The Frostfangs are a mountain range in the far northwest of the continent of Westeros, beyond the Wall and north of the Seven Kingdoms.
The Frostfangs lie north of the Wall, just northwest of the Shadow Tower, separating the Lands of Always Winter to their west and the haunted forest to their east. Its southern peaks and foothills transition into the northern mountains, which are part of the north within the Seven Kingdoms. One of the largest mountains in the Frostfangs is called Forktop by the Night's Watch.
The Frostfangs are a cruel and inhospitable wilderness of stone and ice, blue-grey in color with snow-capped peaks. However, the mountains conceal a diverse series of wonders. Icy waterfalls plunge over sheer stone cliffs, great lakes reflect snowy peaks, there are ravines so deep and black they seem to go all the way to hell, and bridges of natural stone span distances with only the sky to either side.
The foothills of the Frostfangs have numerous winding valleys. The easiest way into the mountains is to follow the Milkwater to its source, but this path is visible from the Fist of the First Men. Other paths into the Frostfangs include the Giant's Stair and the Skirling Pass, if it is clear.

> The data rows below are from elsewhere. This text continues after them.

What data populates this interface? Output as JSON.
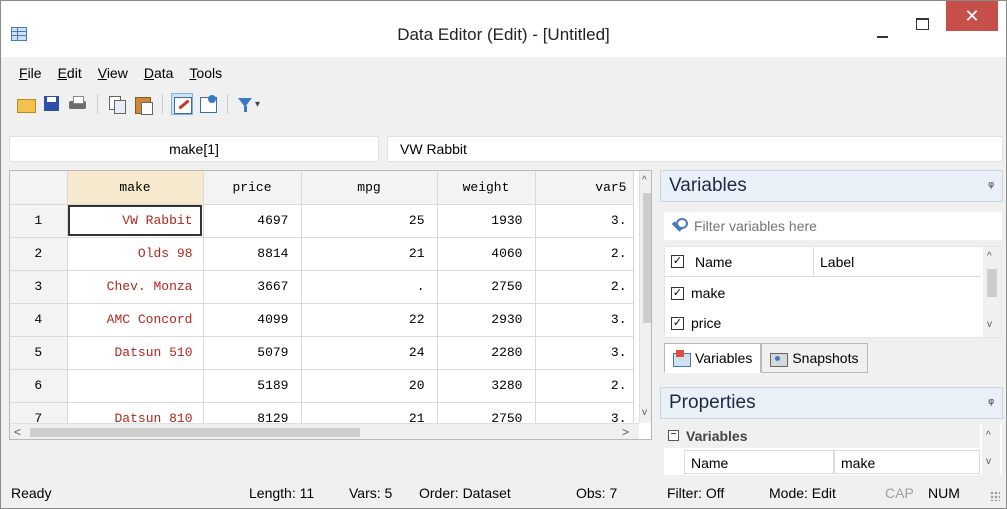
{
  "window": {
    "title": "Data Editor (Edit) - [Untitled]",
    "close_glyph": "✕"
  },
  "menu": [
    {
      "label": "File",
      "accel": "F",
      "rest": "ile"
    },
    {
      "label": "Edit",
      "accel": "E",
      "rest": "dit"
    },
    {
      "label": "View",
      "accel": "V",
      "rest": "iew"
    },
    {
      "label": "Data",
      "accel": "D",
      "rest": "ata"
    },
    {
      "label": "Tools",
      "accel": "T",
      "rest": "ools"
    }
  ],
  "toolbar": {
    "buttons": [
      "open-icon",
      "save-icon",
      "print-icon",
      "copy-icon",
      "paste-icon",
      "edit-mode-icon",
      "browse-mode-icon",
      "filter-icon"
    ],
    "filter_dropdown_glyph": "▾"
  },
  "cell_editor": {
    "reference": "make[1]",
    "value": "VW Rabbit"
  },
  "grid": {
    "columns": [
      "make",
      "price",
      "mpg",
      "weight",
      "var5"
    ],
    "rows": [
      {
        "n": "1",
        "make": "VW Rabbit",
        "price": "4697",
        "mpg": "25",
        "weight": "1930",
        "var5": "3."
      },
      {
        "n": "2",
        "make": "Olds 98",
        "price": "8814",
        "mpg": "21",
        "weight": "4060",
        "var5": "2."
      },
      {
        "n": "3",
        "make": "Chev. Monza",
        "price": "3667",
        "mpg": ".",
        "weight": "2750",
        "var5": "2."
      },
      {
        "n": "4",
        "make": "AMC Concord",
        "price": "4099",
        "mpg": "22",
        "weight": "2930",
        "var5": "3."
      },
      {
        "n": "5",
        "make": "Datsun 510",
        "price": "5079",
        "mpg": "24",
        "weight": "2280",
        "var5": "3."
      },
      {
        "n": "6",
        "make": "",
        "price": "5189",
        "mpg": "20",
        "weight": "3280",
        "var5": "2."
      },
      {
        "n": "7",
        "make": "Datsun 810",
        "price": "8129",
        "mpg": "21",
        "weight": "2750",
        "var5": "3."
      }
    ],
    "scroll_up": "^",
    "scroll_down": "v",
    "scroll_left": "<",
    "scroll_right": ">"
  },
  "variables_panel": {
    "title": "Variables",
    "pin": "ᵠ",
    "filter_placeholder": "Filter variables here",
    "header_name": "Name",
    "header_label": "Label",
    "items": [
      {
        "name": "make",
        "checked": "☑"
      },
      {
        "name": "price",
        "checked": "☑"
      }
    ],
    "check_glyph": "✓",
    "tabs": [
      {
        "label": "Variables",
        "active": true
      },
      {
        "label": "Snapshots",
        "active": false
      }
    ]
  },
  "properties_panel": {
    "title": "Properties",
    "pin": "ᵠ",
    "group_label": "Variables",
    "group_toggle": "−",
    "row_name": "Name",
    "row_value": "make"
  },
  "status": {
    "ready": "Ready",
    "length": "Length: 11",
    "vars": "Vars: 5",
    "order": "Order: Dataset",
    "obs": "Obs: 7",
    "filter": "Filter: Off",
    "mode": "Mode: Edit",
    "cap": "CAP",
    "num": "NUM"
  }
}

Hidden valleys sustaining small numbers of people exist in the Frostfangs. The Thenns live in one such valley in the northern Frostfangs. Wildflowers, coldsnaps, frostfires, and piper's grass grow in the mountain meadows.
Some free folk are said to worship dark gods beneath the Frostfangs.
A Clash of Kings
Craster informs Jeor Mormont, Lord Commander of the Night's Watch, that Mance Rayder, King-Beyond-the-Wall, is gathering the bulk of the free folk into the Frostfangs. Jeor does not expect the wildlings to remain in the inhospitable mountains for long. Qhorin Halfhand's rangers defeat Alfyn Crowkiller's wildlings, although a few flee toward the Frostfangs. A captured wildling informs Qhorin that Mance is searching for something to help bring down the Wall.
The Night's Watch send three scouting missions to search for Mance: one up the Giant's Stair under Jarman Buckwell, one to probe the Milkwater under Thoren Smallwood, and one into the Skirling Pass under Qhorin Halfhand.
In the Skirling Pass, Jon Snow and Stonesnake are sent ahead to dispatch with lookouts; they kill two and Jon captures Ygritte, later releasing her rather than execute her. After discovering the free folk's location, the party turn back leaving Dalbridge to cover their retreat.
Orell's eagle follows the black brothers. Qhorin sends Ebben ahead on horseback, and Stonesnake afoot up the mountainside. The Halfhand commands Jon to yield to the wildlings and do whatever is asked of him in order to gain their trust and learn what they are searching for. When the free folk finally overtake them, Jon yields as he was instructed and kills Qhorin.
A Storm of Swords
Jon Snow is brought before Mance Rayder. The free folk host departs the Frostfangs via the Milkwater.
A Dance with Dragons
Mance is said to have found the Horn of Joramun in a glacier among the Frostfangs, but Tormund insists Mance did not find the true horn.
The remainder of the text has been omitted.